“Pemerintah melakukan mobilisasi sasaran melalui sosialisasi dan surat kepada perusahaan dan individu. Peserta mandiri lewat perusahaan atau individu dapat memberikan informasi jumlah peserta, dan informasi ini penting untuk memperkirakan jumlah dan mobilisasi,” jelasnya.
Dalam sebuah wawancara di salah satu televisi swasta nasional, Presiden Joko Widodo (Jokowi) mengaku siap menjadi orang pertama yang divaksin.

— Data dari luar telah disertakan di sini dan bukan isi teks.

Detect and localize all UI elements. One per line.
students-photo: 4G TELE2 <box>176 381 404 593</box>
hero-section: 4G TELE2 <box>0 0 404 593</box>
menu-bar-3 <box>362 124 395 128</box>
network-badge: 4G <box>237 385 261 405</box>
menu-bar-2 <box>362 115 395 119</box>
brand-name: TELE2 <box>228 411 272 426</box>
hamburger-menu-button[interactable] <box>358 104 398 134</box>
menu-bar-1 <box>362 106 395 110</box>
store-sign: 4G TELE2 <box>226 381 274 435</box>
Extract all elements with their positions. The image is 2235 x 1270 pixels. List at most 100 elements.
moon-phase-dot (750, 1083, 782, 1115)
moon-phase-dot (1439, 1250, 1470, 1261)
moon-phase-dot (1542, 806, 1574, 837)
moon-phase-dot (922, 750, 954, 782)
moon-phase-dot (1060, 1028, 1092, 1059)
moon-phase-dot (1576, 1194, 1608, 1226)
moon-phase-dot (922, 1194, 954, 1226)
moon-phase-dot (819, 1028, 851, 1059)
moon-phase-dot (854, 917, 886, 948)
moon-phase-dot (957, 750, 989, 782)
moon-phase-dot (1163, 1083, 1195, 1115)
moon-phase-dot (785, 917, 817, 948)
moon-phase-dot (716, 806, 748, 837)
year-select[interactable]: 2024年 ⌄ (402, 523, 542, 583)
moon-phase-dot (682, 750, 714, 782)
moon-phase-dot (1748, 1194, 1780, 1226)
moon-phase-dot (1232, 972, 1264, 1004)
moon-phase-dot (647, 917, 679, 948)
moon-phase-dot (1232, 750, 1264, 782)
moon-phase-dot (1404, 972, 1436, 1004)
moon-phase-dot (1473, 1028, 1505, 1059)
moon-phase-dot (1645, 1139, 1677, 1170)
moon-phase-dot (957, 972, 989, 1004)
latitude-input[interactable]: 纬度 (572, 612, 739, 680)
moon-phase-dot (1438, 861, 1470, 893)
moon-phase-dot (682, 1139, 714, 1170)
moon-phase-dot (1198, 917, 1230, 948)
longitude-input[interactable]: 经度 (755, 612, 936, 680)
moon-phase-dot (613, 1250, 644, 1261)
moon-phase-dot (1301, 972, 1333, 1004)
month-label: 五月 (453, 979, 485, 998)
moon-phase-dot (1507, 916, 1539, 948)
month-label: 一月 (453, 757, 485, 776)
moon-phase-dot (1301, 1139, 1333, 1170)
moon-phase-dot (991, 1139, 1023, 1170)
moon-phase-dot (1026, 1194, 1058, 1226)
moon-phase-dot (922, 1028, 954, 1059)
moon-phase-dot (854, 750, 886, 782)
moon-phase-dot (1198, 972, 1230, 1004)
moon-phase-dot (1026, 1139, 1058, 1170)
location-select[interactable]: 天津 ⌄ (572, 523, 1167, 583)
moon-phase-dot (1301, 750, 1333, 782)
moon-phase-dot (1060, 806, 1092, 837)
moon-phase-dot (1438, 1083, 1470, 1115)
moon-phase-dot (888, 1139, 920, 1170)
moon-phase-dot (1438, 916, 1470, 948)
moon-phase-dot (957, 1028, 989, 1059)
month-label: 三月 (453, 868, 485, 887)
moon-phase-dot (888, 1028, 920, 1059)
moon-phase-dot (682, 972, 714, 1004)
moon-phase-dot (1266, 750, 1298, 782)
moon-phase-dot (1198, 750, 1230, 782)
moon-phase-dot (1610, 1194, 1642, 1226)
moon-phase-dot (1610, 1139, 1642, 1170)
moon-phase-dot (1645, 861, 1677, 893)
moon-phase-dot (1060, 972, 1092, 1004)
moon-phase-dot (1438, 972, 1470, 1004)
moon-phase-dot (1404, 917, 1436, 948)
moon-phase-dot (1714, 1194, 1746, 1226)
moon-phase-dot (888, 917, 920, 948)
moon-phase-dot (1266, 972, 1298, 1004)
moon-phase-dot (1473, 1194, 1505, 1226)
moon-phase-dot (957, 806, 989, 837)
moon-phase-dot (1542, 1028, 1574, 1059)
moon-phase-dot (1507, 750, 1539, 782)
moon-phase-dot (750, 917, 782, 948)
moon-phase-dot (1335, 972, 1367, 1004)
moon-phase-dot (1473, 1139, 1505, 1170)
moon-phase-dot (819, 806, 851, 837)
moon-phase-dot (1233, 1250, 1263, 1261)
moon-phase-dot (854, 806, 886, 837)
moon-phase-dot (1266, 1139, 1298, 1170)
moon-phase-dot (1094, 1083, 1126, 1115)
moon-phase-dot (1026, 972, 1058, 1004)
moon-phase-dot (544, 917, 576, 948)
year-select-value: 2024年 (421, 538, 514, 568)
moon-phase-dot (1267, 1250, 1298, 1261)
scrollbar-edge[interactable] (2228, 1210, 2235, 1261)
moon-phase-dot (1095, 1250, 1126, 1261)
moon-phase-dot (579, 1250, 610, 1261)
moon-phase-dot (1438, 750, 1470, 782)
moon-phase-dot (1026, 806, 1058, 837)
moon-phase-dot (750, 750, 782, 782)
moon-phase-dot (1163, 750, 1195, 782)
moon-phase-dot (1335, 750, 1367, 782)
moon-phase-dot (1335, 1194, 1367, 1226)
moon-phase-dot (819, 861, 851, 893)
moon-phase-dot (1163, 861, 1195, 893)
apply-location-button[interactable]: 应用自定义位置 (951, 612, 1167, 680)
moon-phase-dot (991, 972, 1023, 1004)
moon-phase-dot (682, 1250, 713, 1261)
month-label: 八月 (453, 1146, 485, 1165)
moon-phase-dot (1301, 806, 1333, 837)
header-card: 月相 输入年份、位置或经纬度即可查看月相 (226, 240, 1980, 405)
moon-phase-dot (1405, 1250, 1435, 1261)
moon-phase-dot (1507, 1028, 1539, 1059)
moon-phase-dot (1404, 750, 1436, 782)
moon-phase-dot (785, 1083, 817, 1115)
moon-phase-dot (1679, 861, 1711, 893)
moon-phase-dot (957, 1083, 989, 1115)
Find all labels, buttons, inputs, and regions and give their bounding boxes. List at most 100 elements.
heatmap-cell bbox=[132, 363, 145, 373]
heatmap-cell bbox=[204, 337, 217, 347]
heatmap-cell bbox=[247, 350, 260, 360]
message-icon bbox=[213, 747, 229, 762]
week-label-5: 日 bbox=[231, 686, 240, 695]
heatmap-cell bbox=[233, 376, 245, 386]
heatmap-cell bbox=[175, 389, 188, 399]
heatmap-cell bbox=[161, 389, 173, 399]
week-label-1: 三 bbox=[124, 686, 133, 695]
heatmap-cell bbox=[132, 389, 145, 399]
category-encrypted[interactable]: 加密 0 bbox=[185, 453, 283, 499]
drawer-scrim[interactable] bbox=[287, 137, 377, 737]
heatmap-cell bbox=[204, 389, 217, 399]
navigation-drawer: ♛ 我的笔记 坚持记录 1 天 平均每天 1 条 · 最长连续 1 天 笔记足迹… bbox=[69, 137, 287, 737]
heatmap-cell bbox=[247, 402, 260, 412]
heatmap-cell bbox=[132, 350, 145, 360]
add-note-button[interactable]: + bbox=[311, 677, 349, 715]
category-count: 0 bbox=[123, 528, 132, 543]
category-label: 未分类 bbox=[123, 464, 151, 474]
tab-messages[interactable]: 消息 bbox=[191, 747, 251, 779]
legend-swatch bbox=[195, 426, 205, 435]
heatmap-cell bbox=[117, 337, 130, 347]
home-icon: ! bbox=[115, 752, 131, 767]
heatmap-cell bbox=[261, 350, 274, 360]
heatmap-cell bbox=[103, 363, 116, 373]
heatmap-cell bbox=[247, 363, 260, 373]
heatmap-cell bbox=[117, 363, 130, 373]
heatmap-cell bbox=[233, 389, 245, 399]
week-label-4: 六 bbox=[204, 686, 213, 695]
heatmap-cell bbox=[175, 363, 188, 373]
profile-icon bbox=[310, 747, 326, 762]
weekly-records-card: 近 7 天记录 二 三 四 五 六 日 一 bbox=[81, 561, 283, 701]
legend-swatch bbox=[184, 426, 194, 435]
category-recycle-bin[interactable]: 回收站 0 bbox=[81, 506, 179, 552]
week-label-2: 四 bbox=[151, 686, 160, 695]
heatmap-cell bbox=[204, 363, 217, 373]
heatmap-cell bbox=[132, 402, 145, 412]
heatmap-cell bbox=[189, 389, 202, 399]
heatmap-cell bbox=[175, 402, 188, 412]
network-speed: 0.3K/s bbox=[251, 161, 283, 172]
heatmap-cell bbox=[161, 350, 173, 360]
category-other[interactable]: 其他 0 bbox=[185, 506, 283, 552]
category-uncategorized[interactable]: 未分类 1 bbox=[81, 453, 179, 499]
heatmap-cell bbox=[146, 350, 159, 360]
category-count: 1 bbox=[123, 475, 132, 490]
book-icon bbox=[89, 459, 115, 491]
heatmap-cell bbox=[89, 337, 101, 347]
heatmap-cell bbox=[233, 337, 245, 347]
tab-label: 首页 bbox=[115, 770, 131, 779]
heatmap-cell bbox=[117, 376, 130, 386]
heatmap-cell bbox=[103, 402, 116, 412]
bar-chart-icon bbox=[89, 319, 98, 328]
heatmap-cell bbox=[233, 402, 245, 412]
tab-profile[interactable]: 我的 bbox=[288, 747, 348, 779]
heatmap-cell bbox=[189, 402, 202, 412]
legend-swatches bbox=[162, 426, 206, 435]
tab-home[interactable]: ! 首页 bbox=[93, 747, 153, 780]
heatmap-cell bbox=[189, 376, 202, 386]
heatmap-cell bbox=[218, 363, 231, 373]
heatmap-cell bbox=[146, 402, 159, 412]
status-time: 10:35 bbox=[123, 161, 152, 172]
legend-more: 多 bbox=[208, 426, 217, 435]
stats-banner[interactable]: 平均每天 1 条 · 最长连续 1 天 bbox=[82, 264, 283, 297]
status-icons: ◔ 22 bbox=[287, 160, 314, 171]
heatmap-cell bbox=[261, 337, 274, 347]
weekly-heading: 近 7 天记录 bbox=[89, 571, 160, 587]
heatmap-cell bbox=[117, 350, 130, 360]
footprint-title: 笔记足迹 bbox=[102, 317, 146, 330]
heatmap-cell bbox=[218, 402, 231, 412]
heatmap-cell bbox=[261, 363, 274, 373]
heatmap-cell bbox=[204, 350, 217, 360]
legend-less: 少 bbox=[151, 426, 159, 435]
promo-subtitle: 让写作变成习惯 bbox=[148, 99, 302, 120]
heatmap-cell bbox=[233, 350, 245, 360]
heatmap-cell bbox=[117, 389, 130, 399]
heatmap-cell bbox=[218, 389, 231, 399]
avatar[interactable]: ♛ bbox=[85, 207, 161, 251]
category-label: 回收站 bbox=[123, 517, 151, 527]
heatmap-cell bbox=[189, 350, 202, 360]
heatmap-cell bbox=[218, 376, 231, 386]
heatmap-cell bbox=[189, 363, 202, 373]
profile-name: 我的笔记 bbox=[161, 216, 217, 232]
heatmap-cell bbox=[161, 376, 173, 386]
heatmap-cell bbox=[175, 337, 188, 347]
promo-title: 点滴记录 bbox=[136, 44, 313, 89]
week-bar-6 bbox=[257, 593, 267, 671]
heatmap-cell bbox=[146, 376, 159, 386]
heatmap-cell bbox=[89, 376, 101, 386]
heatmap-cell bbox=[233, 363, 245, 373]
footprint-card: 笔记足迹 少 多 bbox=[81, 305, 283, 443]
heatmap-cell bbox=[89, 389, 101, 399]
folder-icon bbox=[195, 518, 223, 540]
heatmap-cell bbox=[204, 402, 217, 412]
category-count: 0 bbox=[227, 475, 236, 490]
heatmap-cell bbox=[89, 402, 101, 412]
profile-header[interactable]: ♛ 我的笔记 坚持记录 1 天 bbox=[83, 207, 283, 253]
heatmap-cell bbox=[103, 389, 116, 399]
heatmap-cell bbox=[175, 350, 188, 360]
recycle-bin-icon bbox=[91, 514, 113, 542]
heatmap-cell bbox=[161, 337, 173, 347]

“Ya kalau saya ditentukan tim bahwa presiden yang pertama (divaksin) saya siap. Tapi jangan sampai nanti (ada anggapan) ‘lho enak sekali presiden yang pertama, harusnya rakyat dulu’,” katanya.
Dikatakan Jokowi, vaksin COVID-19 direncanakan akan tiba di Indonesia pada akhir November 2020. Namun, vaksin tidak bisa langsung disuntikan.
“Tetap, kita harus hati-hati. Harus melewati tahapan-tahapan di BPOM (Bada Pengawasan Obat dan Makanan). Jumlahnya saya tidak berbicara. Setelah datang harus melalui lagi tahapan di BPOM Waktunya kurang lebih tiga pekan hingga sebulan,” katanya.
Untuk itu, Jokowi memperkirakan vaksin baru siap disuntikkan ke masyarakat sekitar akhir 2020 atau awal 2021.
Dia juga mengaskan bahwa vaksinasi di Indonesia harus mengikuti standar badan kesehatan dunia atau WHO.
“Artinya, vaksin yang dibeli ini harus masuk list-nya WHO. Yang disuntik kan nanti umur 18-59 tahun. Ini juga sesuai standar WHO, ini harus diikuti,” ungkapnya.
Namun, Jokowi tidak menyebut secara spesifik merek vaksin yang akan tiba di Indonesia.
“Saya tak bicara vaksin dari produksi apa. Tetapi standarnya WHO harus kita jalani,” ucapnya.
Sebelumnya, Menteri Koordinator Pembangunan Manusia dan Kebudayaan (Menko PMK) Muhadjir Effendy juga mengatakan tidak semua orang akan divaksin. Pemberian vaksin harus jelas kenapa alasannya dan mengapa diberi vaksin.
“Tidak semua orang akan divaksin. Jadi jangan dibayangkan semua orang akan dicegati di jalan terus divaksin,” katanya.
Di sisi lain, Kepala BPOM Penny K Lukito menjelaskan masih membutuhkan data untuk menerbitkan emergency use of authorization (UEA).
“Dalam uji klinik vaksin COVID-19 untuk mendapatkan emergency use of authorization tentunya membutuhkan data juga selain data mutu, yaitu dihasilkan dengan inspeksi, didapatkan dengan inspeksi, dan pendampingan cara produksi obat yang baik dari fasilitas juga adalah data yang dibutuhkan dari data klinis berdasarkan uji klinis fase ketiga,” ungkap Penny dalam siaran persnya di Komisi IX DPR.